Während sich Amoret in Gedanken Argumente zurechtlegte, die seine Meinung ändern könnten, gab sie Helen die Anweisung, in die Palastküche zu gehen und etwas zu essen zusammenzustellen. Wenn Pater Blackshaw aufwachte, würde er sicher hungrig sein. Um ihn nicht zu stören, setzte sich Amoret mit einem Buch in einem Armlehnstuhl zurecht und begann zu lesen.

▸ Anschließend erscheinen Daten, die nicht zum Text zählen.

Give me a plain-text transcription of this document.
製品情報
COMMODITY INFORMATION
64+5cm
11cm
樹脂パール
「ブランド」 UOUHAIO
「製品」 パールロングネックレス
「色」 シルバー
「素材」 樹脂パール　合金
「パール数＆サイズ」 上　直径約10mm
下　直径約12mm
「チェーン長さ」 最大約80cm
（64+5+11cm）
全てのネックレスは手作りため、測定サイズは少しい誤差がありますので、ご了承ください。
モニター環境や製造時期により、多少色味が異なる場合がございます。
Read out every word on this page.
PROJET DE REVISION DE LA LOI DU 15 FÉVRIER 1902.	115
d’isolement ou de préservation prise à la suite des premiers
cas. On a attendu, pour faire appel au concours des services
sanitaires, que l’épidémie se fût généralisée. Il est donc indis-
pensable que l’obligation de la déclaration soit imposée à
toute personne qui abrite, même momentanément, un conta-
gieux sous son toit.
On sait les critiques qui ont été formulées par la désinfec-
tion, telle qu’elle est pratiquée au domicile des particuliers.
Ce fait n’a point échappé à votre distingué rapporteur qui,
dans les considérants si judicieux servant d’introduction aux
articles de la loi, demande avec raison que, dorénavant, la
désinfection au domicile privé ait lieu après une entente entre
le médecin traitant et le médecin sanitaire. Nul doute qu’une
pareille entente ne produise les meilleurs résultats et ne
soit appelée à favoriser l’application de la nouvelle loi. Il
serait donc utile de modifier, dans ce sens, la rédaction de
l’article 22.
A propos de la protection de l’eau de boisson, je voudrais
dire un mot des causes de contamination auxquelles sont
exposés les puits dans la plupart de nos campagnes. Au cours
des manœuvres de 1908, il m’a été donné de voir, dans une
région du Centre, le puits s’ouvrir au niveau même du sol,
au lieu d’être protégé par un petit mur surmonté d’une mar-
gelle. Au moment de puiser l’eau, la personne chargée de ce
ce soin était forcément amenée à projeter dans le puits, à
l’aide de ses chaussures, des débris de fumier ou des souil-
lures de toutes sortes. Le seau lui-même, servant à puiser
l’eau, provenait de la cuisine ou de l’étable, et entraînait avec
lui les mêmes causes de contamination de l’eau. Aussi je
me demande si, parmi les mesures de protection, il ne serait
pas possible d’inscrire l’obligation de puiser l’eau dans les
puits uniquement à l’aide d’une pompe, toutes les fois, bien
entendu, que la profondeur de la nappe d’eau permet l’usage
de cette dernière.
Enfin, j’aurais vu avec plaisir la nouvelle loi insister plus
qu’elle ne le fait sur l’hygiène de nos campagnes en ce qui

Als Jeremy zwei Stunden später erwachte, wartete bereits eine kleine Mahlzeit auf ihn. Mit einem amüsierten Lächeln setzte er sich zu Amoret an den Tisch und nahm zuerst einen kräftigen Schluck von dem Tee, der auf einer Wärmepfanne aus Messing bereitstand.
»Gebt zu, Ihr fühlt Euch besser«, neckte sie ihn.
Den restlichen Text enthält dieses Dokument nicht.